Relation of early Photofrin uptake to photodynamically induced phototoxicity and changes of cell volume in different cell lines

Abstract

For efficacy of photodynamic therapy, selective uptake and retention of photoactive substances has been postulated. Therefore, measurements were performed to find out whether the photosensitiser Photofrin is taken up differently in malignant and non-malignant cells in vitro. In addition, the sensitivity of malignant cells and non-malignant cells to photodynamic exposure was investigated, by quantifying viability and volume alterations of the cells. Bovine aortic endothelial cells, mouse fibroblasts and amelanotic hamster melanoma cells were suspended in a specially designed incubation chamber under controlled conditions (e.g. pH, pO2, pCO2 and temperature). After establishing constant baseline conditions, the cellular fluorescence intensity per cell volume, indicative of the uptake of Photofrin, and cell volume were assessed by flow cytometry, and cell viability was quantified by the trypan blue exclusion test. Photodynamic exposure of cells was performed using an argon-pumped dye laser system via a 600 microns optical fibre at energy density of 4 Joules at the cell surface (40 mW/cm2, 100 s). In comparison to endothelial and fibroblast cells, the melanoma cells exhibited no increased uptake of Photofrin, and no enhanced sensitivity to photodynamic therapy (PDT). However, the fluorescence intensity/volume of endothelial cells was two to three times higher at each concentration of the photosensitiser. Following PDT, reduction in cell viability was dependent on the concentration of Photofrin, and directly correlated with fluorescence intensity per cell volume. In addition, the cells of all three lines, treated by PDT, revealed dose-dependent changes in cell volume. Melanoma cells exhibited the most excessive increase.
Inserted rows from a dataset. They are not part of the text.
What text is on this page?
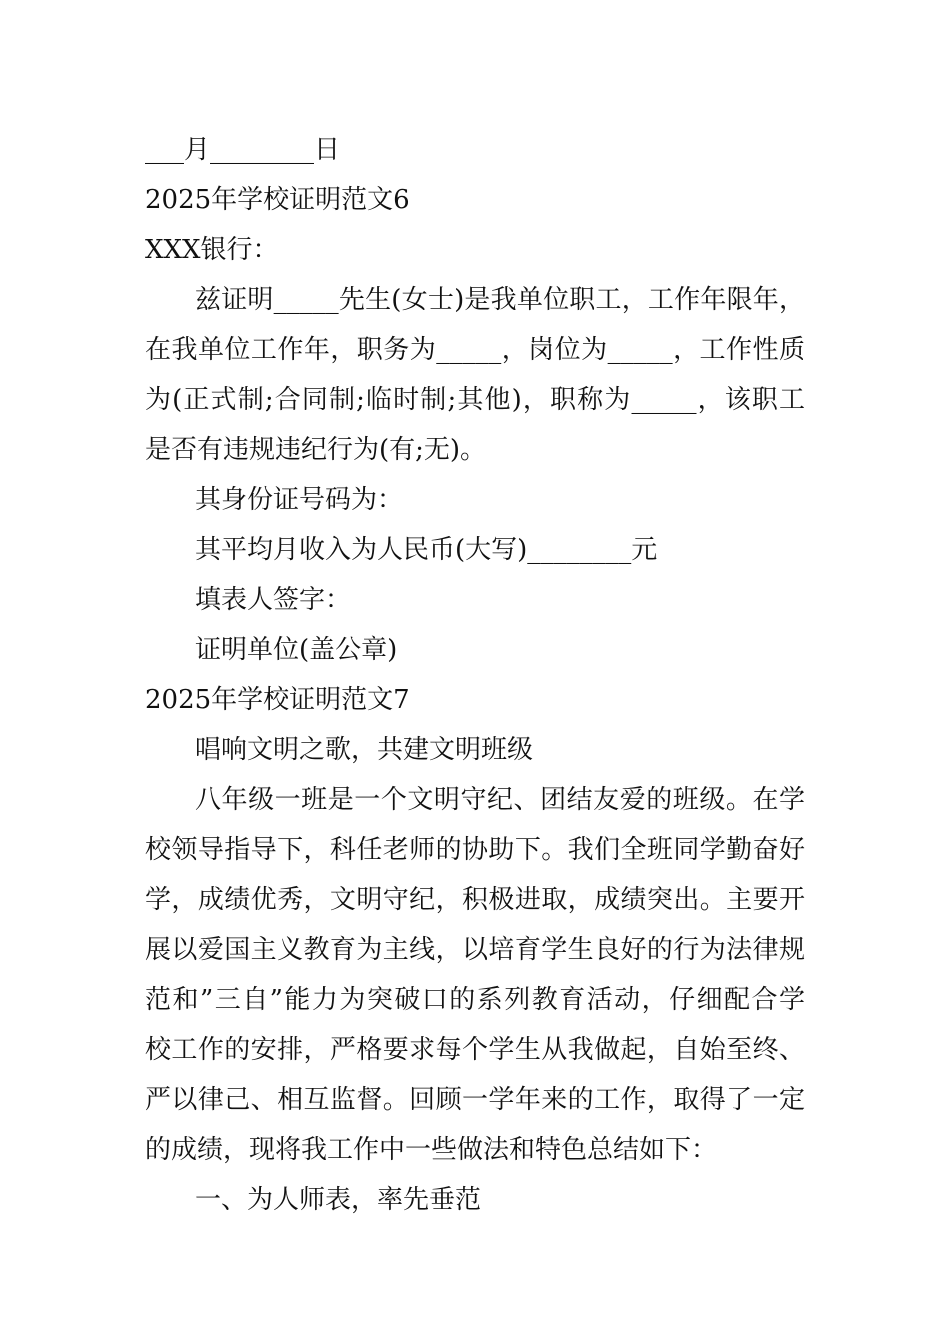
___月________日
2025年学校证明范文6
XXX银行：
兹证明_____先生(女士)是我单位职工，工作年限年，
在我单位工作年，职务为_____，岗位为_____，工作性质
为(正式制;合同制;临时制;其他)，职称为_____，该职工
是否有违规违纪行为(有;无)。
其身份证号码为：
其平均月收入为人民币(大写)________元
填表人签字：
证明单位(盖公章)
2025年学校证明范文7
唱响文明之歌，共建文明班级
八年级一班是一个文明守纪、团结友爱的班级。在学
校领导指导下，科任老师的协助下。我们全班同学勤奋好
学，成绩优秀，文明守纪，积极进取，成绩突出。主要开
展以爱国主义教育为主线，以培育学生良好的行为法律规
范和”三自”能力为突破口的系列教育活动，仔细配合学
校工作的安排，严格要求每个学生从我做起，自始至终、
严以律己、相互监督。回顾一学年来的工作，取得了一定
的成绩，现将我工作中一些做法和特色总结如下：
一、为人师表，率先垂范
It is suggested that selective uptake of photosensitiser in vitro is not characteristic for tumour cells. The high uptake of Photofrin by endothelial cells may indicate that the vascular endothelium is a major target for PDT, leading to cessation of tumour blood flow and subsequent destruction of tumour tissue. In addition, PDT-induced swelling of tumour cells might represent and effect synergistically impairing tumour perfusion, and thereby promoting tumour death.